University of Massachusetts
One of my favorite short stories is John Barth's "Lost to the Fun House." In it the narrator, an omniscient type, interrupts his telling of the story by calling attention to the fictional techniques he employs, enumerating them throughout the story in bold text.
The story tells of a family's trip to a fair and of the protaganist's trip, with a girl he likes, into the fun house. As they enter, they take a wrong turn and get lost behind the facade of the funhouse, where they can see the machinations of it. Upon their exit from the funhouse, they emerge and get tokens with their names on them. That is, they go into a labyrinth, discover its workings and emerge with a new sense of self; the story proves to be, then, an ironic and quite funny commentary on literature, fiction, and the myth of Daedalus and his journey to the center of Minos's labyrinth.
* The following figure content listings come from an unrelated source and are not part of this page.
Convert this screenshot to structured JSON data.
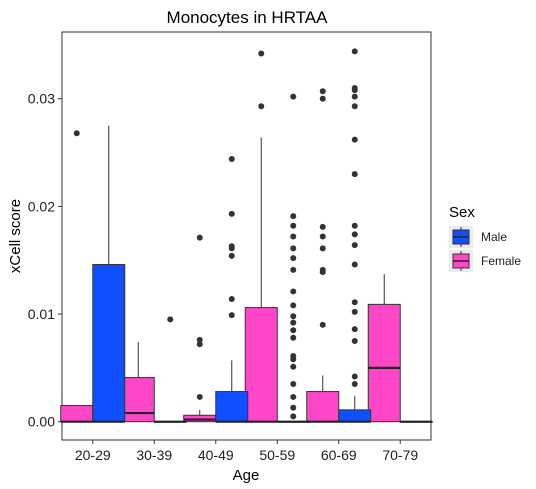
{
  "chart_data": {
    "type": "boxplot",
    "title": "Monocytes in HRTAA",
    "xlabel": "Age",
    "ylabel": "xCell score",
    "ylim": [
      -0.0017,
      0.0362
    ],
    "yticks": [
      0.0,
      0.01,
      0.02,
      0.03
    ],
    "ytick_labels": [
      "0.00",
      "0.01",
      "0.02",
      "0.03"
    ],
    "categories": [
      "20-29",
      "30-39",
      "40-49",
      "50-59",
      "60-69",
      "70-79"
    ],
    "grid": false,
    "legend": {
      "title": "Sex",
      "position": "right",
      "entries": [
        {
          "name": "Male",
          "color": "#0f4fff"
        },
        {
          "name": "Female",
          "color": "#ff46c8"
        }
      ]
    },
    "colors": {
      "Male": "#0f4fff",
      "Female": "#ff46c8"
    },
    "series": [
      {
        "name": "Female",
        "boxes": [
          {
            "category": "20-29",
            "min": 0.0,
            "q1": 0.0,
            "median": 0.0,
            "q3": 0.0015,
            "max": 0.0015,
            "outliers": [
              0.0268
            ]
          },
          {
            "category": "30-39",
            "min": 0.0,
            "q1": 0.0,
            "median": 0.0008,
            "q3": 0.0041,
            "max": 0.0074,
            "outliers": []
          },
          {
            "category": "40-49",
            "min": 0.0,
            "q1": 0.0,
            "median": 0.0002,
            "q3": 0.0006,
            "max": 0.0011,
            "outliers": [
              0.0023,
              0.0072,
              0.0076,
              0.0171
            ]
          },
          {
            "category": "50-59",
            "min": 0.0,
            "q1": 0.0,
            "median": 0.0,
            "q3": 0.0106,
            "max": 0.0264,
            "outliers": [
              0.0293,
              0.0342
            ]
          },
          {
            "category": "60-69",
            "min": 0.0,
            "q1": 0.0,
            "median": 0.0,
            "q3": 0.0028,
            "max": 0.0043,
            "outliers": [
              0.009,
              0.0139,
              0.0141,
              0.0161,
              0.0172,
              0.0181,
              0.03,
              0.0307
            ]
          },
          {
            "category": "70-79",
            "min": 0.0,
            "q1": 0.0,
            "median": 0.005,
            "q3": 0.0109,
            "max": 0.0137,
            "outliers": []
          }
        ]
      },
      {
        "name": "Male",
        "boxes": [
          {
            "category": "20-29",
            "min": 0.0,
            "q1": 0.0,
            "median": 0.0,
            "q3": 0.0146,
            "max": 0.0275,
            "outliers": []
          },
          {
            "category": "30-39",
            "min": 0.0,
            "q1": 0.0,
            "median": 0.0,
            "q3": 0.0,
            "max": 0.0,
            "outliers": [
              0.0095
            ]
          },
          {
            "category": "40-49",
            "min": 0.0,
            "q1": 0.0,
            "median": 0.0,
            "q3": 0.0028,
            "max": 0.0057,
            "outliers": [
              0.0099,
              0.0114,
              0.0154,
              0.0161,
              0.0163,
              0.0193,
              0.0244
            ]
          },
          {
            "category": "50-59",
            "min": 0.0,
            "q1": 0.0,
            "median": 0.0,
            "q3": 0.0,
            "max": 0.0,
            "outliers": [
              0.0005,
              0.0013,
              0.0023,
              0.0035,
              0.0051,
              0.0058,
              0.0061,
              0.0078,
              0.0085,
              0.0092,
              0.0098,
              0.0108,
              0.0121,
              0.0141,
              0.0152,
              0.0161,
              0.0172,
              0.0182,
              0.0191,
              0.0302
            ]
          },
          {
            "category": "60-69",
            "min": 0.0,
            "q1": 0.0,
            "median": 0.0,
            "q3": 0.0011,
            "max": 0.0024,
            "outliers": [
              0.0035,
              0.0042,
              0.0075,
              0.0086,
              0.0102,
              0.0111,
              0.0146,
              0.0164,
              0.0174,
              0.0182,
              0.023,
              0.0262,
              0.0293,
              0.0302,
              0.0308,
              0.031,
              0.0344
            ]
          },
          {
            "category": "70-79",
            "min": 0.0,
            "q1": 0.0,
            "median": 0.0,
            "q3": 0.0,
            "max": 0.0,
            "outliers": []
          }
        ]
      }
    ]
  }
}
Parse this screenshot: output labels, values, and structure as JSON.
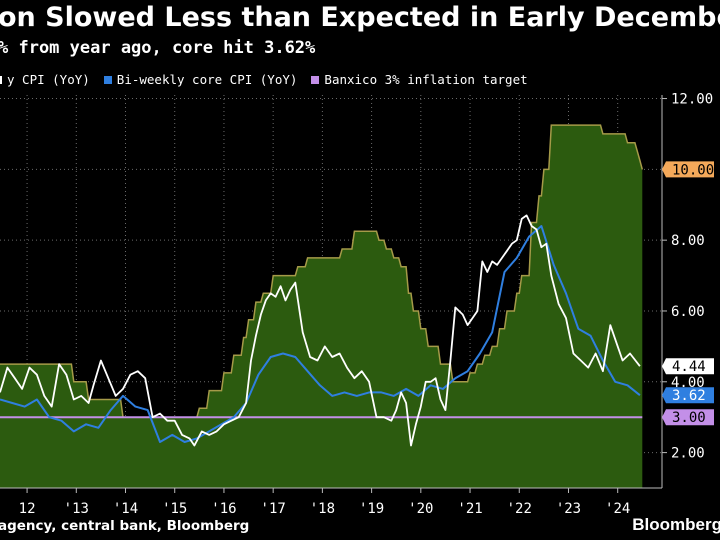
{
  "header": {
    "title": "on Slowed Less than Expected in Early December",
    "subtitle": "% from year ago, core hit 3.62%"
  },
  "legend": [
    {
      "label": "y CPI (YoY)",
      "color": "#ffffff"
    },
    {
      "label": "Bi-weekly core CPI (YoY)",
      "color": "#2f7fe0"
    },
    {
      "label": "Banxico 3% inflation target",
      "color": "#c38fe8"
    }
  ],
  "footer": {
    "source": "agency, central bank, Bloomberg",
    "brand": "Bloomberg"
  },
  "colors": {
    "area_fill": "#2c5b0f",
    "area_stroke": "#a59a48",
    "headline": "#ffffff",
    "core": "#2f7fe0",
    "target": "#c38fe8",
    "rate_label": "#f4a95a"
  },
  "chart_data": {
    "type": "line",
    "x_ticks": [
      "12",
      "'13",
      "'14",
      "'15",
      "'16",
      "'17",
      "'18",
      "'19",
      "'20",
      "'21",
      "'22",
      "'23",
      "'24"
    ],
    "y_ticks": [
      "2.00",
      "4.00",
      "6.00",
      "8.00",
      "10.00",
      "12.00"
    ],
    "ylim": [
      1.0,
      12.1
    ],
    "xlim": [
      2011.95,
      2025.4
    ],
    "last_values": {
      "rate": "10.00",
      "headline": "4.44",
      "core": "3.62",
      "target": "3.00"
    },
    "series": [
      {
        "key": "rate",
        "kind": "area",
        "x": [
          2011.9,
          2013.4,
          2013.45,
          2013.7,
          2013.75,
          2014.4,
          2014.45,
          2015.95,
          2016.0,
          2016.15,
          2016.2,
          2016.45,
          2016.5,
          2016.65,
          2016.7,
          2016.85,
          2016.9,
          2016.95,
          2017.0,
          2017.1,
          2017.15,
          2017.25,
          2017.3,
          2017.45,
          2017.5,
          2017.95,
          2018.0,
          2018.15,
          2018.2,
          2018.85,
          2018.9,
          2019.1,
          2019.15,
          2019.6,
          2019.65,
          2019.75,
          2019.8,
          2019.9,
          2019.95,
          2020.05,
          2020.1,
          2020.2,
          2020.25,
          2020.3,
          2020.35,
          2020.45,
          2020.5,
          2020.6,
          2020.65,
          2020.85,
          2020.9,
          2021.1,
          2021.15,
          2021.45,
          2021.5,
          2021.6,
          2021.65,
          2021.75,
          2021.8,
          2021.9,
          2021.95,
          2022.05,
          2022.1,
          2022.2,
          2022.25,
          2022.4,
          2022.45,
          2022.5,
          2022.55,
          2022.7,
          2022.75,
          2022.85,
          2022.9,
          2022.95,
          2023.0,
          2023.1,
          2023.15,
          2024.15,
          2024.2,
          2024.45,
          2024.5,
          2024.65,
          2024.7,
          2024.85,
          2024.9,
          2024.95,
          2025.0
        ],
        "y": [
          4.5,
          4.5,
          4.0,
          4.0,
          3.5,
          3.5,
          3.0,
          3.0,
          3.25,
          3.25,
          3.75,
          3.75,
          4.25,
          4.25,
          4.75,
          4.75,
          5.25,
          5.25,
          5.75,
          5.75,
          6.25,
          6.25,
          6.5,
          6.5,
          7.0,
          7.0,
          7.25,
          7.25,
          7.5,
          7.5,
          7.75,
          7.75,
          8.25,
          8.25,
          8.0,
          8.0,
          7.75,
          7.75,
          7.5,
          7.5,
          7.25,
          7.25,
          6.5,
          6.5,
          6.0,
          6.0,
          5.5,
          5.5,
          5.0,
          5.0,
          4.5,
          4.5,
          4.0,
          4.0,
          4.25,
          4.25,
          4.5,
          4.5,
          4.75,
          4.75,
          5.0,
          5.0,
          5.5,
          5.5,
          6.0,
          6.0,
          6.5,
          6.5,
          7.0,
          7.0,
          8.5,
          8.5,
          9.25,
          9.25,
          10.0,
          10.0,
          11.25,
          11.25,
          11.0,
          11.0,
          11.0,
          11.0,
          10.75,
          10.75,
          10.5,
          10.25,
          10.0
        ]
      },
      {
        "key": "headline",
        "kind": "line",
        "x": [
          2011.95,
          2012.1,
          2012.25,
          2012.4,
          2012.55,
          2012.7,
          2012.85,
          2013.0,
          2013.15,
          2013.3,
          2013.45,
          2013.6,
          2013.75,
          2013.85,
          2014.0,
          2014.15,
          2014.3,
          2014.45,
          2014.6,
          2014.75,
          2014.9,
          2015.05,
          2015.2,
          2015.35,
          2015.5,
          2015.65,
          2015.8,
          2015.9,
          2016.05,
          2016.2,
          2016.35,
          2016.5,
          2016.65,
          2016.8,
          2016.95,
          2017.05,
          2017.15,
          2017.25,
          2017.35,
          2017.45,
          2017.55,
          2017.65,
          2017.75,
          2017.85,
          2017.95,
          2018.1,
          2018.25,
          2018.4,
          2018.55,
          2018.7,
          2018.85,
          2019.0,
          2019.15,
          2019.3,
          2019.45,
          2019.6,
          2019.75,
          2019.9,
          2020.0,
          2020.1,
          2020.2,
          2020.3,
          2020.4,
          2020.5,
          2020.6,
          2020.7,
          2020.8,
          2020.9,
          2021.0,
          2021.1,
          2021.2,
          2021.35,
          2021.45,
          2021.55,
          2021.65,
          2021.75,
          2021.85,
          2021.95,
          2022.05,
          2022.15,
          2022.25,
          2022.35,
          2022.45,
          2022.55,
          2022.65,
          2022.75,
          2022.85,
          2022.95,
          2023.05,
          2023.15,
          2023.3,
          2023.45,
          2023.6,
          2023.75,
          2023.9,
          2024.05,
          2024.2,
          2024.35,
          2024.5,
          2024.6,
          2024.75,
          2024.95
        ],
        "y": [
          3.7,
          4.4,
          4.1,
          3.8,
          4.4,
          4.2,
          3.6,
          3.3,
          4.5,
          4.2,
          3.5,
          3.6,
          3.4,
          3.9,
          4.6,
          4.1,
          3.6,
          3.8,
          4.2,
          4.3,
          4.1,
          3.0,
          3.1,
          2.9,
          2.9,
          2.5,
          2.4,
          2.2,
          2.6,
          2.5,
          2.6,
          2.8,
          2.9,
          3.0,
          3.4,
          4.6,
          5.3,
          5.9,
          6.3,
          6.5,
          6.4,
          6.7,
          6.3,
          6.6,
          6.8,
          5.4,
          4.7,
          4.6,
          5.0,
          4.7,
          4.8,
          4.4,
          4.1,
          4.3,
          4.0,
          3.0,
          3.0,
          2.9,
          3.2,
          3.7,
          3.4,
          2.2,
          2.8,
          3.3,
          4.0,
          4.0,
          4.1,
          3.5,
          3.2,
          4.6,
          6.1,
          5.9,
          5.6,
          5.8,
          6.0,
          7.4,
          7.1,
          7.4,
          7.3,
          7.5,
          7.7,
          7.9,
          8.0,
          8.6,
          8.7,
          8.4,
          8.3,
          7.8,
          7.9,
          7.0,
          6.2,
          5.8,
          4.8,
          4.6,
          4.4,
          4.8,
          4.3,
          5.6,
          5.0,
          4.6,
          4.8,
          4.44
        ]
      },
      {
        "key": "core",
        "kind": "line",
        "x": [
          2011.95,
          2012.2,
          2012.45,
          2012.7,
          2012.95,
          2013.2,
          2013.45,
          2013.7,
          2013.95,
          2014.2,
          2014.45,
          2014.7,
          2014.95,
          2015.2,
          2015.45,
          2015.7,
          2015.95,
          2016.2,
          2016.45,
          2016.7,
          2016.95,
          2017.2,
          2017.45,
          2017.7,
          2017.95,
          2018.2,
          2018.45,
          2018.7,
          2018.95,
          2019.2,
          2019.45,
          2019.7,
          2019.95,
          2020.2,
          2020.45,
          2020.7,
          2020.95,
          2021.2,
          2021.45,
          2021.7,
          2021.95,
          2022.2,
          2022.45,
          2022.7,
          2022.95,
          2023.2,
          2023.45,
          2023.7,
          2023.95,
          2024.2,
          2024.45,
          2024.7,
          2024.95
        ],
        "y": [
          3.5,
          3.4,
          3.3,
          3.5,
          3.0,
          2.9,
          2.6,
          2.8,
          2.7,
          3.2,
          3.6,
          3.3,
          3.2,
          2.3,
          2.5,
          2.3,
          2.4,
          2.6,
          2.8,
          3.0,
          3.4,
          4.2,
          4.7,
          4.8,
          4.7,
          4.3,
          3.9,
          3.6,
          3.7,
          3.6,
          3.7,
          3.7,
          3.6,
          3.8,
          3.6,
          3.9,
          3.8,
          4.1,
          4.3,
          4.8,
          5.4,
          7.1,
          7.5,
          8.1,
          8.4,
          7.3,
          6.5,
          5.5,
          5.3,
          4.6,
          4.0,
          3.9,
          3.62
        ]
      },
      {
        "key": "target",
        "kind": "line",
        "x": [
          2011.9,
          2025.0
        ],
        "y": [
          3.0,
          3.0
        ]
      }
    ]
  }
}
David Kolb's Socrates in the Labyrinth: Hypertext, Argument, Philosophy , published in STORYSPACE hypertext software by Eastgate Systems, contains the same sense of fun and play as Barth's story, while at the same time offering a well-crafted insight into how hypertext can reshape and redirect argument and philosophy. And because the idea of hypertext is still nascent in the larger public consciousness, Kolb's work more than reveals its machinery--it studies that machinery (Eastgate's STORYSPACE) and offers both a rationale and example of how hypertext can reshape argument and philosophy.